Twenty-two patients in three months in a single hospital. This statistic should serve as an answer to anyone who wants to understand why the NDM-1 (New Delhi metallo-beta-lactamase-1) is creating ripples — both within India and in the rest of the world.
Hinduja Hospital in Mahim isolated the super bacteria in 22 patients within a span of three months. This has happened within a year of the bacteria being isolated for the first time by European doctors in a Swedish patient who had travelled to New Delhi for an operation.
“If a single hospital can isolate such a significant number of bacteria with a new resistance gene in a short period of time; the data from all the Indian hospitals, if available would potentially be more interesting and shocking than the human genome project data, which is considered as a discovery more important than the moon landing itself,” wrote Dr Abdul Ghafar K, consultant in infectious diseases at Apollo Hospital, Chennai, in an editorial in JAPI, one of the leading Indian research journals.

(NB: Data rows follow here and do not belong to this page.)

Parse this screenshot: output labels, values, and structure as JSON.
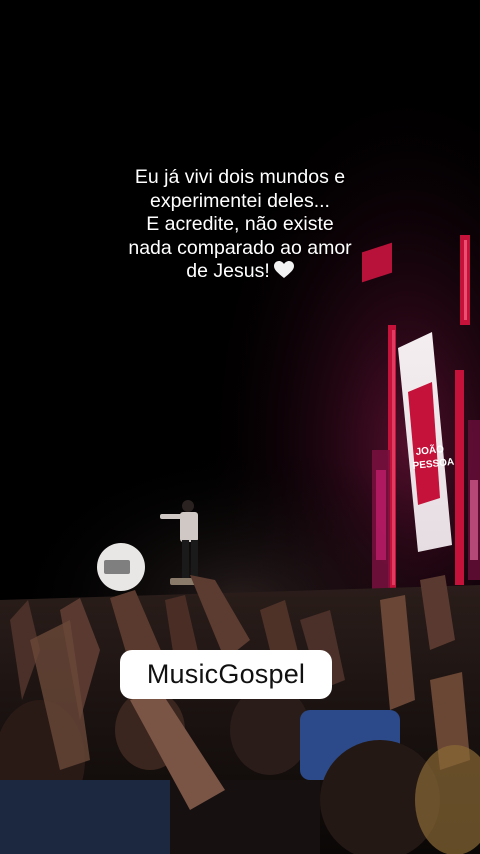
{
  "caption": {
    "lines": [
      "Eu já vivi dois mundos e",
      "experimentei deles...",
      "E acredite, não existe",
      "nada comparado ao amor",
      "de Jesus!"
    ],
    "emoji": "white-heart-icon"
  },
  "screen": {
    "title_top": "JOÃO",
    "title_bottom": "PESSOA"
  },
  "tag": {
    "label": "MusicGospel"
  },
  "colors": {
    "background": "#000000",
    "stage_red": "#c4123a",
    "stage_magenta": "#d8207a",
    "tag_bg": "#ffffff"
  }
}
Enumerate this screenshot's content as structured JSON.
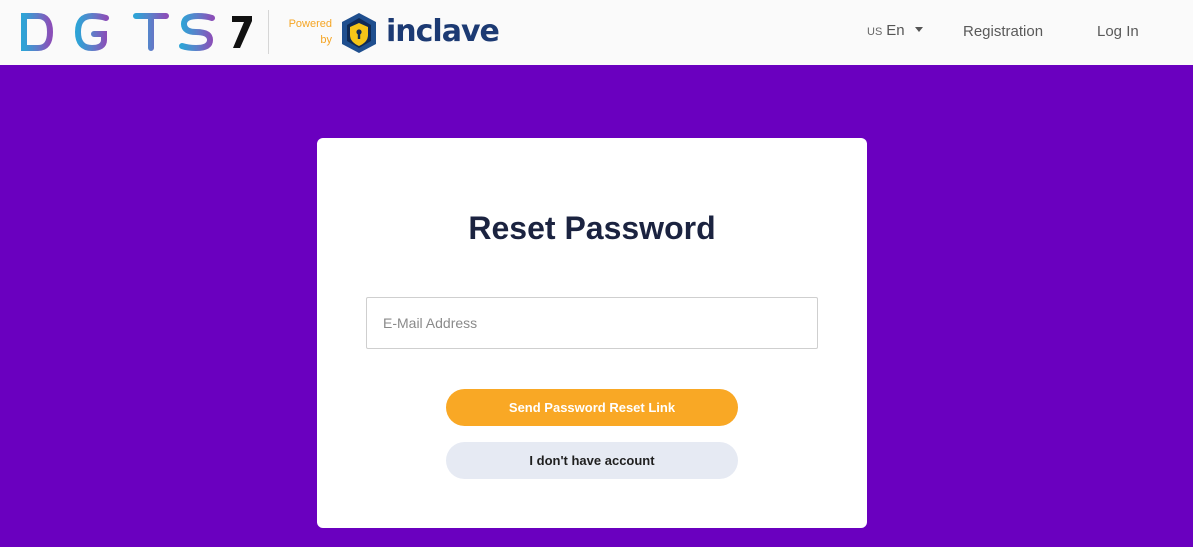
{
  "header": {
    "brand_name": "DIGITS 7",
    "powered_line1": "Powered",
    "powered_line2": "by",
    "partner_name": "inclave",
    "language": {
      "flag": "US",
      "code": "En"
    },
    "nav": {
      "registration": "Registration",
      "login": "Log In"
    }
  },
  "form": {
    "title": "Reset Password",
    "email_placeholder": "E-Mail Address",
    "email_value": "",
    "send_button": "Send Password Reset Link",
    "no_account_button": "I don't have account"
  },
  "colors": {
    "background": "#6a00bf",
    "accent": "#f9a825",
    "secondary_button": "#e6eaf3",
    "title": "#1b2340",
    "logo_blue": "#2ea3d6",
    "logo_purple": "#7b4fb5"
  },
  "icons": {
    "brand": "digits-logo",
    "partner": "inclave-shield-icon",
    "caret": "caret-down-icon"
  }
}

A senior microbiologist from Mumbai who doesn’t want to be named believes that mutations in bugs — to create superbugs — can only occur in countries like India where antibiotics are routinely overused or abused.

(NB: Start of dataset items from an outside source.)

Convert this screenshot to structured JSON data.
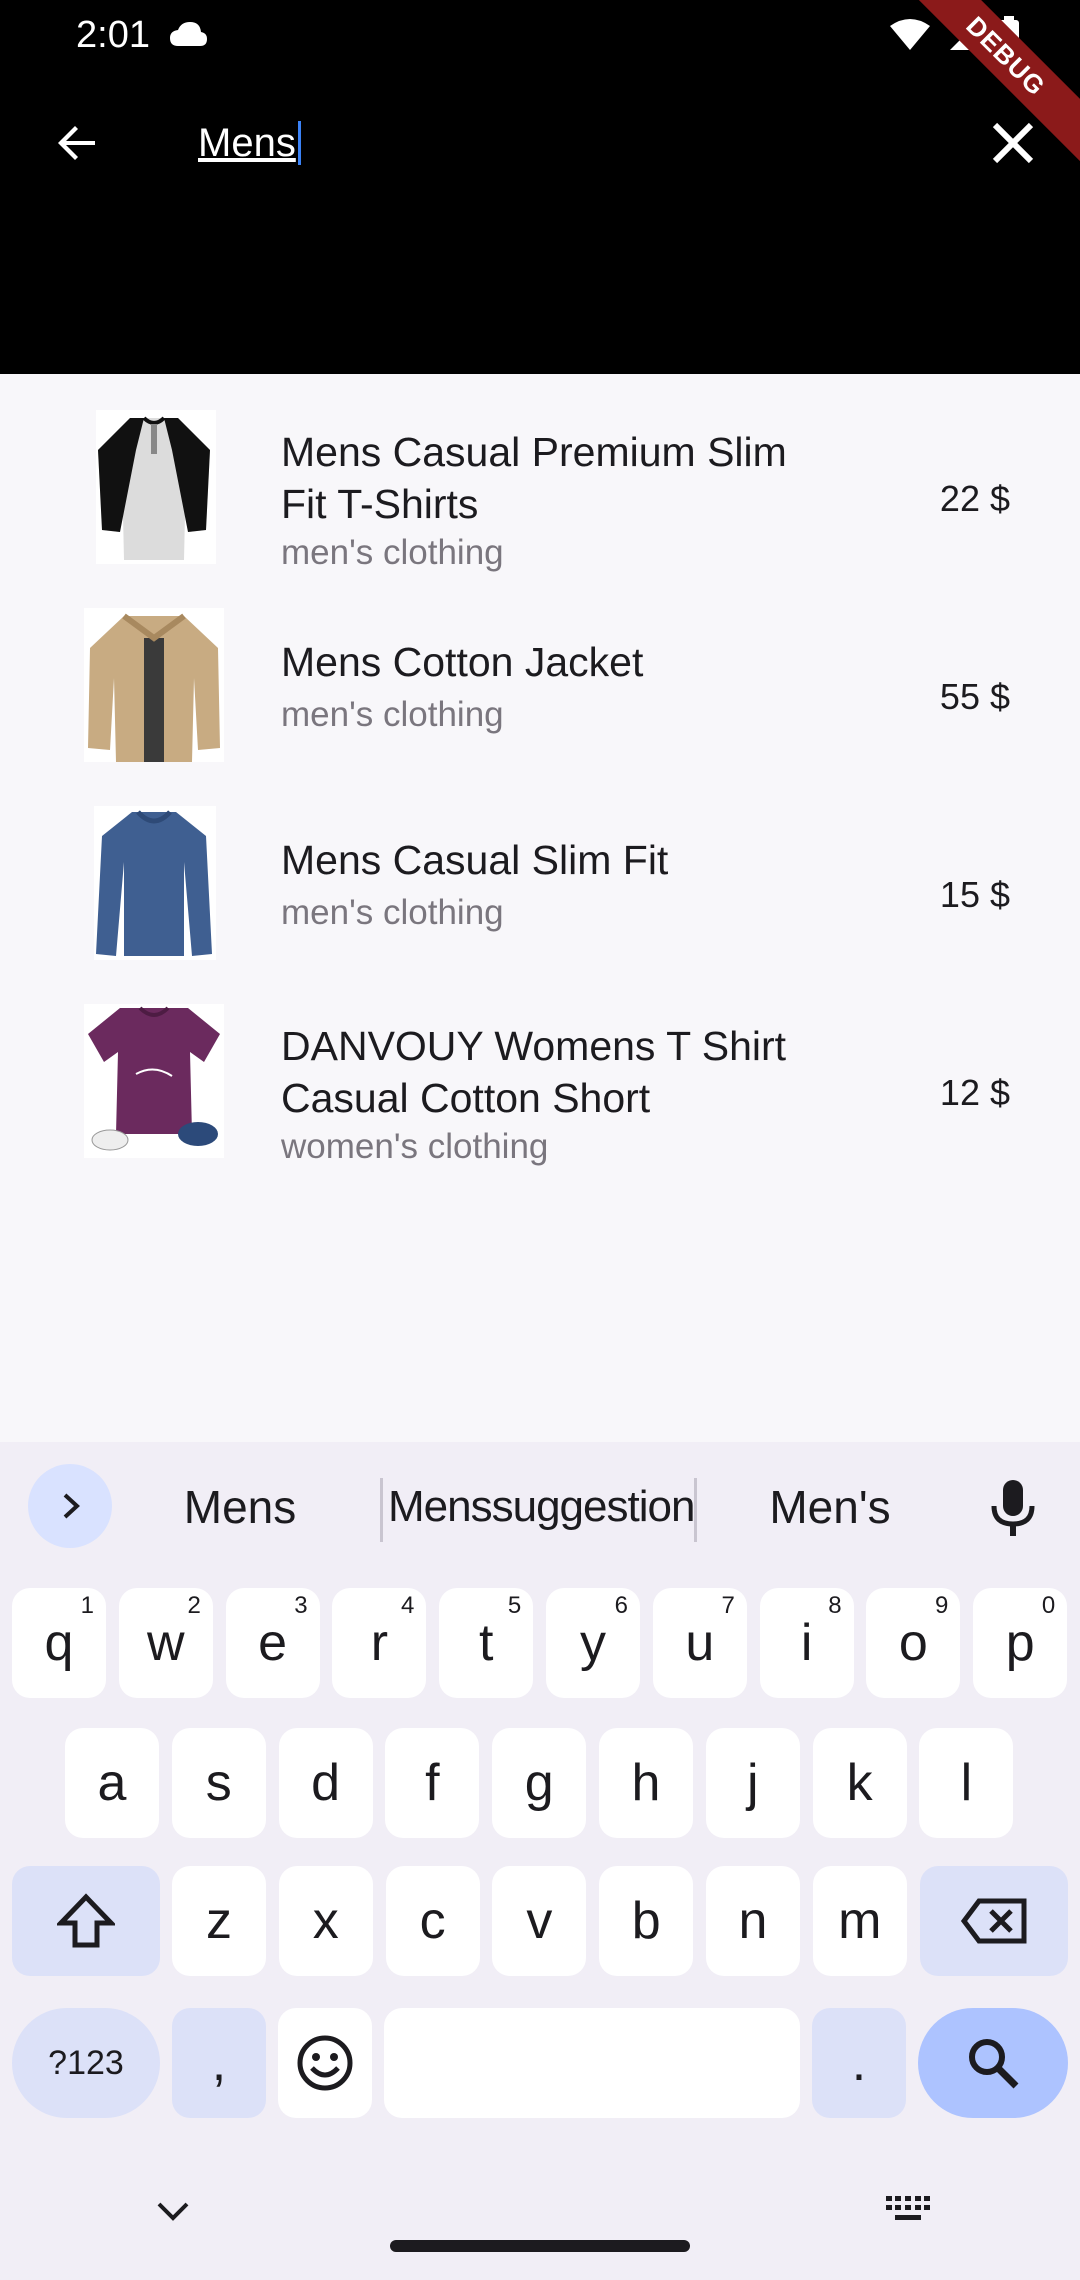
{
  "status_bar": {
    "time": "2:01",
    "debug_label": "DEBUG"
  },
  "search": {
    "query": "Mens"
  },
  "results": [
    {
      "title_line1": "Mens Casual Premium Slim",
      "title_line2": "Fit T-Shirts",
      "category": "men's clothing",
      "price": "22 $"
    },
    {
      "title_line1": "Mens Cotton Jacket",
      "title_line2": "",
      "category": "men's clothing",
      "price": "55 $"
    },
    {
      "title_line1": "Mens Casual Slim Fit",
      "title_line2": "",
      "category": "men's clothing",
      "price": "15 $"
    },
    {
      "title_line1": "DANVOUY Womens T Shirt",
      "title_line2": "Casual Cotton Short",
      "category": "women's clothing",
      "price": "12 $"
    }
  ],
  "keyboard": {
    "suggestions": [
      "Mens",
      "Menssuggestion",
      "Men's"
    ],
    "row1": [
      {
        "k": "q",
        "n": "1"
      },
      {
        "k": "w",
        "n": "2"
      },
      {
        "k": "e",
        "n": "3"
      },
      {
        "k": "r",
        "n": "4"
      },
      {
        "k": "t",
        "n": "5"
      },
      {
        "k": "y",
        "n": "6"
      },
      {
        "k": "u",
        "n": "7"
      },
      {
        "k": "i",
        "n": "8"
      },
      {
        "k": "o",
        "n": "9"
      },
      {
        "k": "p",
        "n": "0"
      }
    ],
    "row2": [
      "a",
      "s",
      "d",
      "f",
      "g",
      "h",
      "j",
      "k",
      "l"
    ],
    "row3": [
      "z",
      "x",
      "c",
      "v",
      "b",
      "n",
      "m"
    ],
    "symbols_label": "?123",
    "comma": ",",
    "period": "."
  },
  "colors": {
    "appbar": "#000000",
    "caret": "#3b82f6",
    "action_key": "#adc3ff",
    "func_key": "#dce1f8"
  }
}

But Dr Abhay Chaudhary, president of the Indian Association of Medical Microbiologists believes that the European conclusion that it originated from the Indian subcontinent is not substantiated. “Some of the extrapolations in the study which appeared in the study that appeared in the Lancet Infectious Diseases journal are inappropriate,” he said.
While the truth about NDM-1’s origins remain debatable, there are few things most Indian doctors agree upon: widespread abuse and overuse of antibiotics and the subsequent resistance in the community. In his JAPI article in March, Dr Ghafur wrote, “Our country, India, is the world leader in antibiotic resistance; in no other country antibiotics been misused to such an extent.”